时间:2024-04-11 19:13:59浏览次数:24  
标签:推特 Natural sentence text list Kaggle feature words word

和新闻按照标题分类差不多,用的朴素贝叶斯

#导入必要的包
import random
import sys

from sklearn import model_selection
from sklearn.naive_bayes import MultinomialNB
import joblib
import re,string
import pandas as pd
import numpy as np
def text_to_words(file_path):#将文本拆分成 词语 和 标签
    myTrain = pd.read_csv(file_path)
    sentences_arr = []
    lab_arr = list(myTrain.values[:, 4])
    for i in range(len(myTrain.values)):
        sentence = myTrain.values[i, 3].split('	')[-1].strip()  # 得到句子
        sentence = re.sub("[\s+\.\!\/_,$%^*(+\"\')]+|[+——()?【】“”!,。?、~@#¥%……&*()《》:]+", " ", sentence)  # sub是代替,这里是把标点符号换成空格
        sentence = sentence.split(' ')
        sentences_arr.append(sentence)

    return sentences_arr, lab_arr
def load_stopwords(file_path):#创建停用词表
    stopwords = [line.strip() for line in open(file_path, encoding='UTF-8').readlines()]#line.strip()用于去除两端空格
    return stopwords
def get_dict(sentences_arr,stopswords):#生成词典
    word_dic = {}
    for sentence in sentences_arr:
        for word in sentence:
            if word != ' ' and word.isalpha():#isalpha函数用于判断字符串是否全部由字母组成
                if word not in stopswords:
                    word_dic[word] = word_dic.get(word,1) + 1
    word_dic=sorted(word_dic.items(),key=lambda x:x[1],reverse=True) #按词频序排列

    return word_dic

def get_feature_words(word_dic,word_num):#选取出现次数最多的前 word_num 个单词作为特征词
    n = 0
    feature_words = []
    for word in word_dic:
        if n < word_num:
            feature_words.append(word[0])
        n += 1
    return feature_words

# 文本特征
def get_text_features(train_data_list, test_data_list, feature_words):#根据特征词,将 训练集 和 测试集 中的句子转化为特征向量
    def text_features(text, feature_words):
        text_words = set(text)
        features = [1 if word in text_words else 0 for word in feature_words] # 形成特征向量
        return features
    train_feature_list = [text_features(text, feature_words) for text in train_data_list]
    test_feature_list = [text_features(text, feature_words) for text in test_data_list]
    return train_feature_list, test_feature_list


sentences_arr, lab_arr = text_to_words('../train.csv')#获取分词后的数据及标签
print(sentences_arr[0])

stopwords = load_stopwords('../stopwords.txt')#加载停用词
word_dic = get_dict(sentences_arr,stopwords)#生成词典
train_data_list, test_data_list, train_class_list, test_class_list = model_selection.train_test_split(sentences_arr,lab_arr,test_size=0.1)#数据集划分
feature_words =  get_feature_words(word_dic,1000)#生成特征词列表



train_feature_list,test_feature_list = get_text_features(train_data_list,test_data_list,feature_words)#生成特征向量
from sklearn.metrics import accuracy_score,classification_report

#获取朴素贝叶斯分类器
classifier = MultinomialNB(alpha=1.0,  # 拉普拉斯平滑
                          fit_prior=True,  #否要考虑先验概率
                          class_prior=None)

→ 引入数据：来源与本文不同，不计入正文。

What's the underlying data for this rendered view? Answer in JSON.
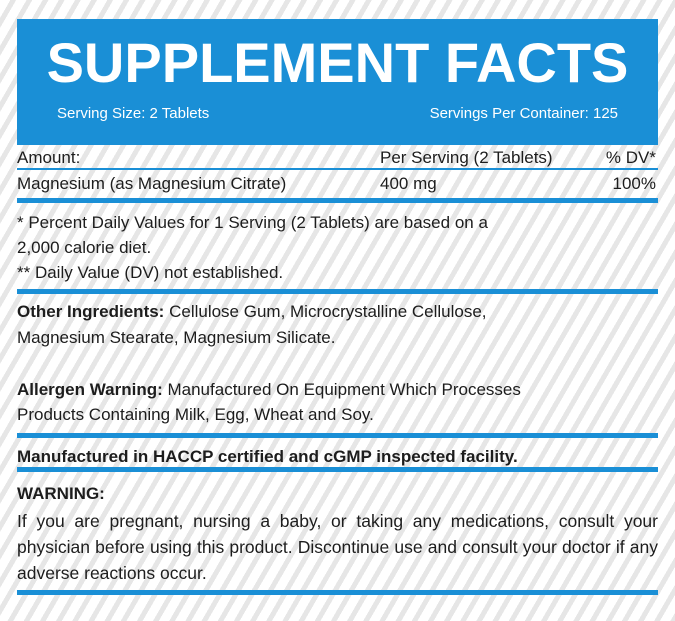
{
  "header": {
    "title": "SUPPLEMENT FACTS",
    "serving_size": "Serving Size: 2 Tablets",
    "servings_per_container": "Servings Per Container: 125",
    "color": "#1a8fd6"
  },
  "table": {
    "headers": {
      "amount": "Amount:",
      "per_serving": "Per Serving (2 Tablets)",
      "dv": "% DV*"
    },
    "rows": [
      {
        "name": "Magnesium (as Magnesium Citrate)",
        "amount": "400 mg",
        "dv": "100%"
      }
    ]
  },
  "footnotes": [
    "* Percent Daily Values for 1 Serving (2 Tablets) are based on a",
    "2,000 calorie diet.",
    "** Daily Value (DV) not established."
  ],
  "other_ingredients": {
    "label": "Other Ingredients:",
    "line1": " Cellulose Gum, Microcrystalline Cellulose,",
    "line2": "Magnesium Stearate, Magnesium Silicate."
  },
  "allergen": {
    "label": "Allergen Warning:",
    "line1": " Manufactured On Equipment Which Processes",
    "line2": "Products Containing Milk, Egg, Wheat and Soy."
  },
  "facility": "Manufactured in HACCP certified and cGMP inspected facility.",
  "warning": {
    "label": "WARNING:",
    "text": "If you are pregnant, nursing a baby, or taking any medications, consult your physician before using this product. Discontinue use and consult your doctor if any adverse reactions occur."
  }
}
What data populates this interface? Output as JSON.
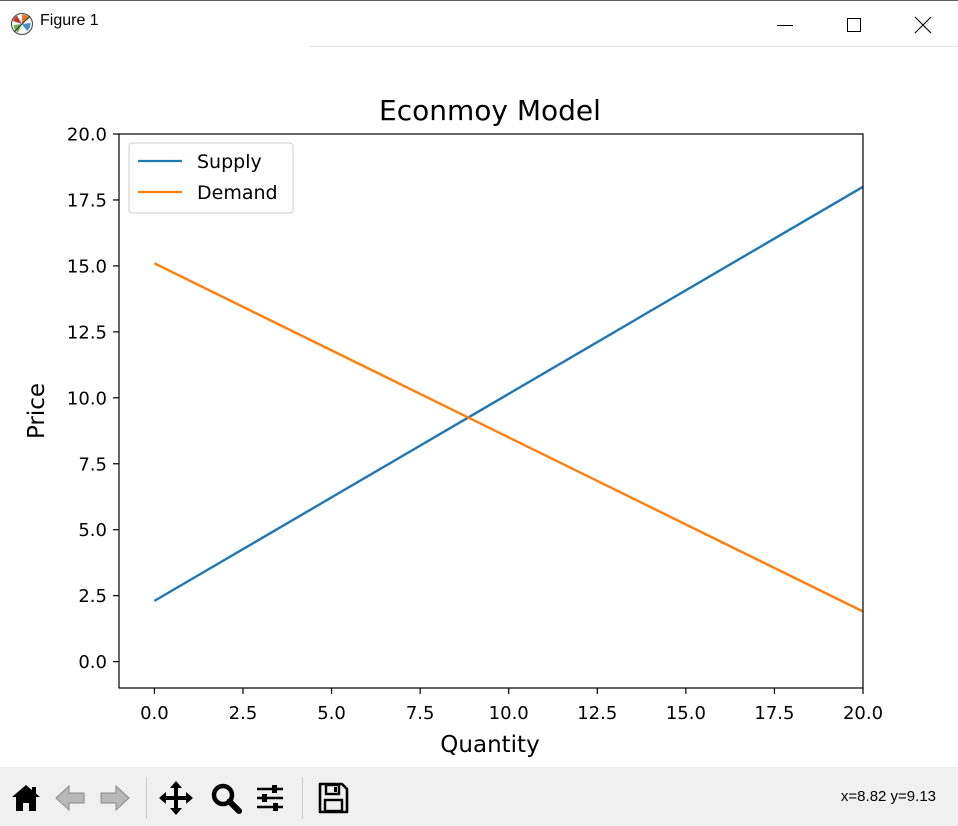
{
  "window": {
    "title": "Figure 1",
    "controls": [
      "minimize",
      "maximize",
      "close"
    ]
  },
  "colors": {
    "supply": "#1f77b4",
    "demand": "#ff7f0e",
    "toolbar_bg": "#f0f0f0"
  },
  "toolbar": {
    "buttons": [
      {
        "name": "home-icon",
        "tooltip": "Reset original view"
      },
      {
        "name": "back-arrow-icon",
        "tooltip": "Back"
      },
      {
        "name": "forward-arrow-icon",
        "tooltip": "Forward"
      },
      {
        "name": "pan-icon",
        "tooltip": "Pan"
      },
      {
        "name": "zoom-icon",
        "tooltip": "Zoom"
      },
      {
        "name": "subplots-icon",
        "tooltip": "Configure subplots"
      },
      {
        "name": "save-icon",
        "tooltip": "Save"
      }
    ],
    "coords": "x=8.82 y=9.13"
  },
  "chart_data": {
    "type": "line",
    "title": "Econmoy Model",
    "xlabel": "Quantity",
    "ylabel": "Price",
    "xlim": [
      -1,
      20
    ],
    "ylim": [
      -1,
      20
    ],
    "xticks": [
      "0.0",
      "2.5",
      "5.0",
      "7.5",
      "10.0",
      "12.5",
      "15.0",
      "17.5",
      "20.0"
    ],
    "yticks": [
      "0.0",
      "2.5",
      "5.0",
      "7.5",
      "10.0",
      "12.5",
      "15.0",
      "17.5",
      "20.0"
    ],
    "grid": false,
    "legend_position": "upper-left",
    "series": [
      {
        "name": "Supply",
        "color": "#1f77b4",
        "x": [
          0,
          20
        ],
        "y": [
          2.3,
          18.0
        ]
      },
      {
        "name": "Demand",
        "color": "#ff7f0e",
        "x": [
          0,
          20
        ],
        "y": [
          15.1,
          1.9
        ]
      }
    ]
  }
}
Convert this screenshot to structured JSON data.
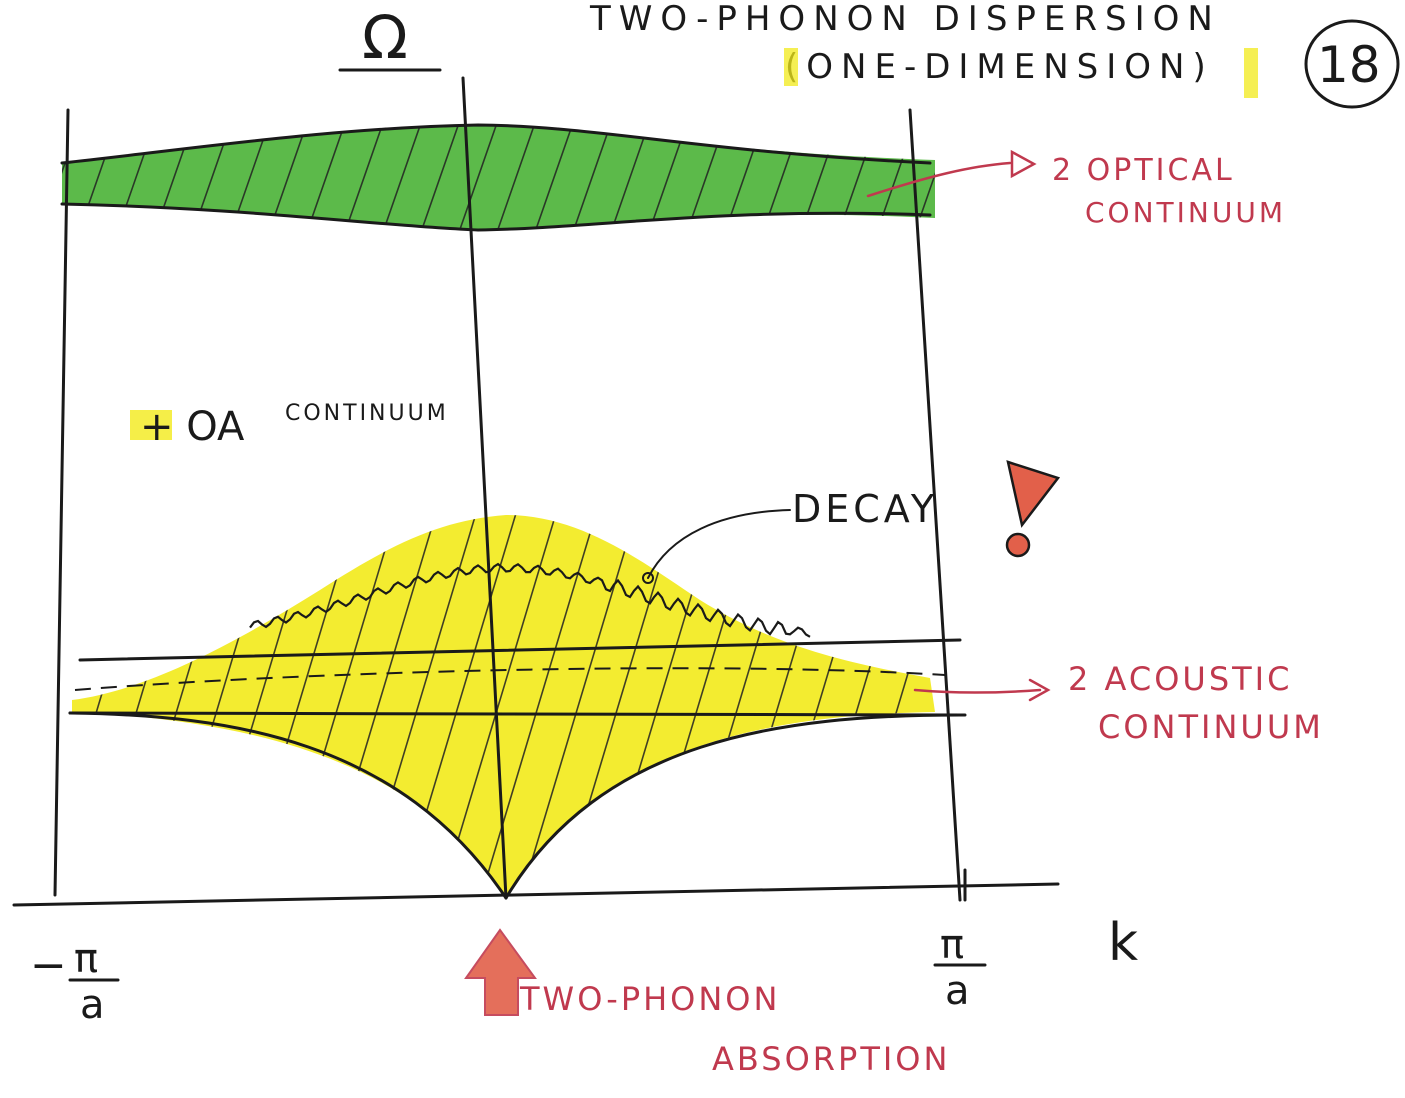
{
  "title_line1": "TWO-PHONON DISPERSION",
  "title_line2": "(ONE-DIMENSION)",
  "page_number": "18",
  "axis_y_label": "Ω",
  "axis_x_label": "k",
  "tick_left": {
    "num": "π",
    "den": "a",
    "sign": "−"
  },
  "tick_right": {
    "num": "π",
    "den": "a"
  },
  "labels": {
    "optical_line1": "2 OPTICAL",
    "optical_line2": "CONTINUUM",
    "oa": "+ OA",
    "oa_small": "CONTINUUM",
    "decay": "DECAY",
    "acoustic_line1": "2 ACOUSTIC",
    "acoustic_line2": "CONTINUUM",
    "absorption_line1": "TWO-PHONON",
    "absorption_line2": "ABSORPTION"
  },
  "colors": {
    "optical_band": "#3fae2a",
    "oa_band": "#f2ea1a",
    "annotation_red": "#c0394e",
    "arrow_fill": "#e2604a"
  }
}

print(type(train_feature_list))
print(type(train_class_list))
classifier.fit(train_feature_list, train_class_list)#进行训练

predict = classifier.predict(test_feature_list)# 在验证集上进行验证
test_accuracy = accuracy_score(predict,test_class_list)
print("准确率 accuracy_score: %.4lf"%(test_accuracy))
print("模型评估报告 Classification report for classifier:\n",classification_report(test_class_list, predict))
joblib.dump(classifier, "NewsClassification.model")

myModel = joblib.load("NewsClassification.model")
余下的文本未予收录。